El médico aconseja a los interesados en un trasplante que esperen hasta que sean mayores, cuando el patrón de pérdida de su cabello haya sido establecido. “La edad es un factor importante. Mientras más joven sea el hombre, especialmente si está en sus 20′, es menos probable que sea un buen candidato. Además, si están perdiendo su cabello a un ritmo muy rápido, no deberían tener un trasplante”.

También se estudia la historia familiar del paciente. Si la misma indica que va a perder mucho pelo cuando es joven, entonces tampoco es un buen candidato.

“Los pacientes muy jóvenes, o adolescentes, no tienen el nivel de madurez para entender las consecuencias de un procedimiento quirúrgico como éste, que tiene resultados permanentes e irreversibles”, enfatiza el doctor, quien sugiere que se eduquen sobre otras opciones como las medicinas.

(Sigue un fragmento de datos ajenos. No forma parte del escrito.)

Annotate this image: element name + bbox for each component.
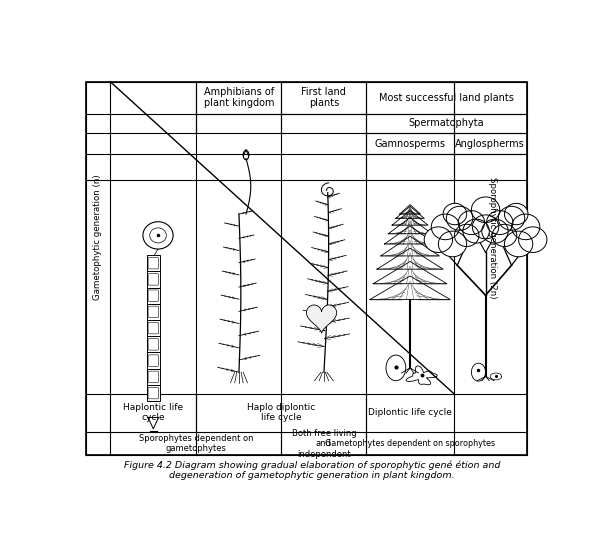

Si usted está sufriendo de pérdida del pelo, Armani aconseja visitar a un especialista en restauración de cabello que sea un experto en el campo y que esté diplomado. La opción más segura para conseguir uno es contactando al International Society of Hair Restoration Surgery.

armanimedical.com.

La pérdida del cabello puede ser causada por muchas razones, pero la más común es conocida como “Patrón de Calvicie Masculina” (Male Pattern Baldness) que ocurre cuando el hombre comienza a envejecer. Esto es causado por una hormona específica llamada DHT ( Dihydrotestosterone), la cual debilita la raíz del cabello y hace que el folículo del mismo se haga cada vez más frágil hasta que eventualmente muere. Todos los hombres tienen esta hormona pero en diferente cantidad y son los genes receptores de DHT los que determinan si van a perder su cabello o no.

Existen otros factores que pueden causar calvicie como los efectos secundarios causados por algunas medicinas, así como problemas hormonales o enfermedades de la tiroides, entre otros.

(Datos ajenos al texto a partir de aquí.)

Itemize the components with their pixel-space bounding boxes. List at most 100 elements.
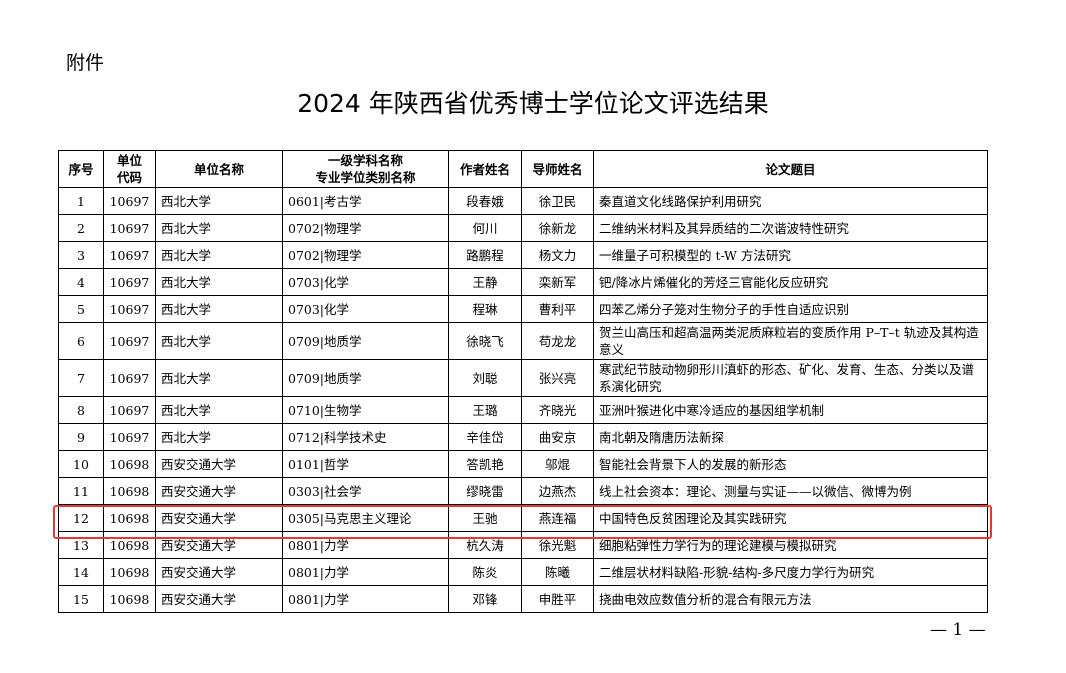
cell-index: 14 <box>58 558 104 586</box>
cell-advisor: 张兴亮 <box>521 359 594 397</box>
table-header: 序号 单位代码 单位名称 一级学科名称 专业学位类别名称 作者姓名 导师姓名 论文… <box>58 150 988 188</box>
page-title: 2024 年陕西省优秀博士学位论文评选结果 <box>297 89 769 118</box>
cell-thesis-title: 中国特色反贫困理论及其实践研究 <box>593 504 988 532</box>
cell-thesis-title: 细胞粘弹性力学行为的理论建模与模拟研究 <box>593 531 988 559</box>
table-row: 5 10697 西北大学 0703|化学 程琳 曹利平 四苯乙烯分子笼对生物分子的手性自适应… <box>58 295 988 323</box>
cell-unit-code: 10697 <box>103 268 156 296</box>
cell-discipline: 0101|哲学 <box>282 450 449 478</box>
cell-index: 1 <box>58 187 104 215</box>
cell-author: 王璐 <box>448 396 522 424</box>
cell-unit-code: 10697 <box>103 359 156 397</box>
cell-thesis-title: 挠曲电效应数值分析的混合有限元方法 <box>593 585 988 613</box>
cell-advisor: 边燕杰 <box>521 477 594 505</box>
header-unit-code: 单位代码 <box>103 150 156 188</box>
cell-advisor: 曹利平 <box>521 295 594 323</box>
cell-unit-code: 10697 <box>103 187 156 215</box>
cell-thesis-title: 一维量子可积模型的 t-W 方法研究 <box>593 241 988 269</box>
cell-author: 答凯艳 <box>448 450 522 478</box>
cell-unit-code: 10698 <box>103 531 156 559</box>
cell-thesis-title: 南北朝及隋唐历法新探 <box>593 423 988 451</box>
cell-author: 何川 <box>448 214 522 242</box>
cell-index: 4 <box>58 268 104 296</box>
cell-author: 刘聪 <box>448 359 522 397</box>
cell-index: 5 <box>58 295 104 323</box>
table-row: 9 10697 西北大学 0712|科学技术史 辛佳岱 曲安京 南北朝及隋唐历法新探 <box>58 423 988 451</box>
cell-thesis-title: 贺兰山高压和超高温两类泥质麻粒岩的变质作用 P–T–t 轨迹及其构造意义 <box>593 322 988 360</box>
cell-unit-name: 西北大学 <box>155 423 283 451</box>
cell-author: 程琳 <box>448 295 522 323</box>
table-row: 13 10698 西安交通大学 0801|力学 杭久涛 徐光魁 细胞粘弹性力学行为的理论建模… <box>58 531 988 559</box>
cell-unit-code: 10698 <box>103 477 156 505</box>
cell-unit-code: 10697 <box>103 214 156 242</box>
cell-thesis-title: 线上社会资本：理论、测量与实证——以微信、微博为例 <box>593 477 988 505</box>
cell-unit-name: 西安交通大学 <box>155 531 283 559</box>
cell-unit-name: 西安交通大学 <box>155 450 283 478</box>
cell-index: 10 <box>58 450 104 478</box>
cell-advisor: 邬焜 <box>521 450 594 478</box>
table-row: 4 10697 西北大学 0703|化学 王静 栾新军 钯/降冰片烯催化的芳烃三官能化反应研… <box>58 268 988 296</box>
cell-index: 15 <box>58 585 104 613</box>
cell-advisor: 苟龙龙 <box>521 322 594 360</box>
cell-index: 2 <box>58 214 104 242</box>
cell-discipline: 0709|地质学 <box>282 359 449 397</box>
cell-unit-code: 10697 <box>103 322 156 360</box>
cell-unit-code: 10697 <box>103 423 156 451</box>
table-row: 15 10698 西安交通大学 0801|力学 邓锋 申胜平 挠曲电效应数值分析的混合有限元… <box>58 585 988 613</box>
cell-unit-name: 西北大学 <box>155 359 283 397</box>
cell-discipline: 0703|化学 <box>282 268 449 296</box>
header-author: 作者姓名 <box>448 150 522 188</box>
cell-author: 王静 <box>448 268 522 296</box>
cell-author: 徐晓飞 <box>448 322 522 360</box>
table-row: 10 10698 西安交通大学 0101|哲学 答凯艳 邬焜 智能社会背景下人的发展的新形态 <box>58 450 988 478</box>
cell-unit-name: 西北大学 <box>155 241 283 269</box>
cell-author: 路鹏程 <box>448 241 522 269</box>
cell-discipline: 0702|物理学 <box>282 214 449 242</box>
cell-unit-name: 西北大学 <box>155 187 283 215</box>
cell-thesis-title: 智能社会背景下人的发展的新形态 <box>593 450 988 478</box>
cell-unit-code: 10697 <box>103 241 156 269</box>
cell-advisor: 徐卫民 <box>521 187 594 215</box>
cell-advisor: 陈曦 <box>521 558 594 586</box>
cell-discipline: 0801|力学 <box>282 558 449 586</box>
table-row: 6 10697 西北大学 0709|地质学 徐晓飞 苟龙龙 贺兰山高压和超高温两类泥质麻粒岩… <box>58 322 988 360</box>
cell-index: 13 <box>58 531 104 559</box>
header-unit-name: 单位名称 <box>155 150 283 188</box>
cell-index: 9 <box>58 423 104 451</box>
cell-author: 陈炎 <box>448 558 522 586</box>
cell-thesis-title: 二维纳米材料及其异质结的二次谐波特性研究 <box>593 214 988 242</box>
cell-discipline: 0712|科学技术史 <box>282 423 449 451</box>
table-row: 12 10698 西安交通大学 0305|马克思主义理论 王驰 燕连福 中国特色反贫困理论及… <box>58 504 988 532</box>
cell-unit-name: 西安交通大学 <box>155 585 283 613</box>
cell-advisor: 曲安京 <box>521 423 594 451</box>
cell-index: 11 <box>58 477 104 505</box>
table-row: 14 10698 西安交通大学 0801|力学 陈炎 陈曦 二维层状材料缺陷-形貌-结构-多… <box>58 558 988 586</box>
cell-unit-code: 10698 <box>103 558 156 586</box>
cell-advisor: 齐晓光 <box>521 396 594 424</box>
cell-unit-name: 西安交通大学 <box>155 558 283 586</box>
cell-unit-code: 10698 <box>103 585 156 613</box>
cell-thesis-title: 秦直道文化线路保护利用研究 <box>593 187 988 215</box>
highlight-box <box>53 505 992 539</box>
cell-thesis-title: 亚洲叶猴进化中寒冷适应的基因组学机制 <box>593 396 988 424</box>
cell-index: 3 <box>58 241 104 269</box>
cell-thesis-title: 钯/降冰片烯催化的芳烃三官能化反应研究 <box>593 268 988 296</box>
header-unit-code-label: 单位代码 <box>116 153 142 185</box>
table-row: 8 10697 西北大学 0710|生物学 王璐 齐晓光 亚洲叶猴进化中寒冷适应的基因组学机… <box>58 396 988 424</box>
cell-discipline: 0601|考古学 <box>282 187 449 215</box>
cell-advisor: 栾新军 <box>521 268 594 296</box>
cell-unit-code: 10698 <box>103 450 156 478</box>
table-row: 11 10698 西安交通大学 0303|社会学 缪晓雷 边燕杰 线上社会资本：理论、测量与… <box>58 477 988 505</box>
header-discipline: 一级学科名称 专业学位类别名称 <box>282 150 449 188</box>
header-index: 序号 <box>58 150 104 188</box>
cell-index: 8 <box>58 396 104 424</box>
cell-index: 7 <box>58 359 104 397</box>
cell-discipline: 0702|物理学 <box>282 241 449 269</box>
table-row: 7 10697 西北大学 0709|地质学 刘聪 张兴亮 寒武纪节肢动物卵形川滇虾的形态、矿… <box>58 359 988 397</box>
cell-discipline: 0303|社会学 <box>282 477 449 505</box>
table-row: 1 10697 西北大学 0601|考古学 段春娥 徐卫民 秦直道文化线路保护利用研究 <box>58 187 988 215</box>
cell-unit-name: 西北大学 <box>155 322 283 360</box>
cell-discipline: 0703|化学 <box>282 295 449 323</box>
cell-discipline: 0801|力学 <box>282 585 449 613</box>
cell-advisor: 徐新龙 <box>521 214 594 242</box>
cell-unit-code: 10697 <box>103 396 156 424</box>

Existen dos medicinas aprobadas que han demostrado ser efectivas para tratar la caída del cabello.

Propecia: Es una pastilla que se toma una vez al día y bloquea la producción de la hormona DHT, lo que detiene o hace más lento la pérdida de cabello y, en algunos casos, ayuda a que crezca de nuevo el pelo. El hombre debe ser paciente, porque usualmente puede tomar hasta un año para ver resultados positivos.

Rogaine: Es un líquido que se pone en el cuero cabelludo y que también ayuda a reducir la pérdida de cabello. Se puede usar en conjunto con Propecia para hacer el tratamiento más efectivo.

Un reducido número de pacientes (entre 2 y 4%) ha reportado efectos secundarios como la reducción del libido o de la función sexual, pero la mayoría de los usuarios no presentan ningún problema.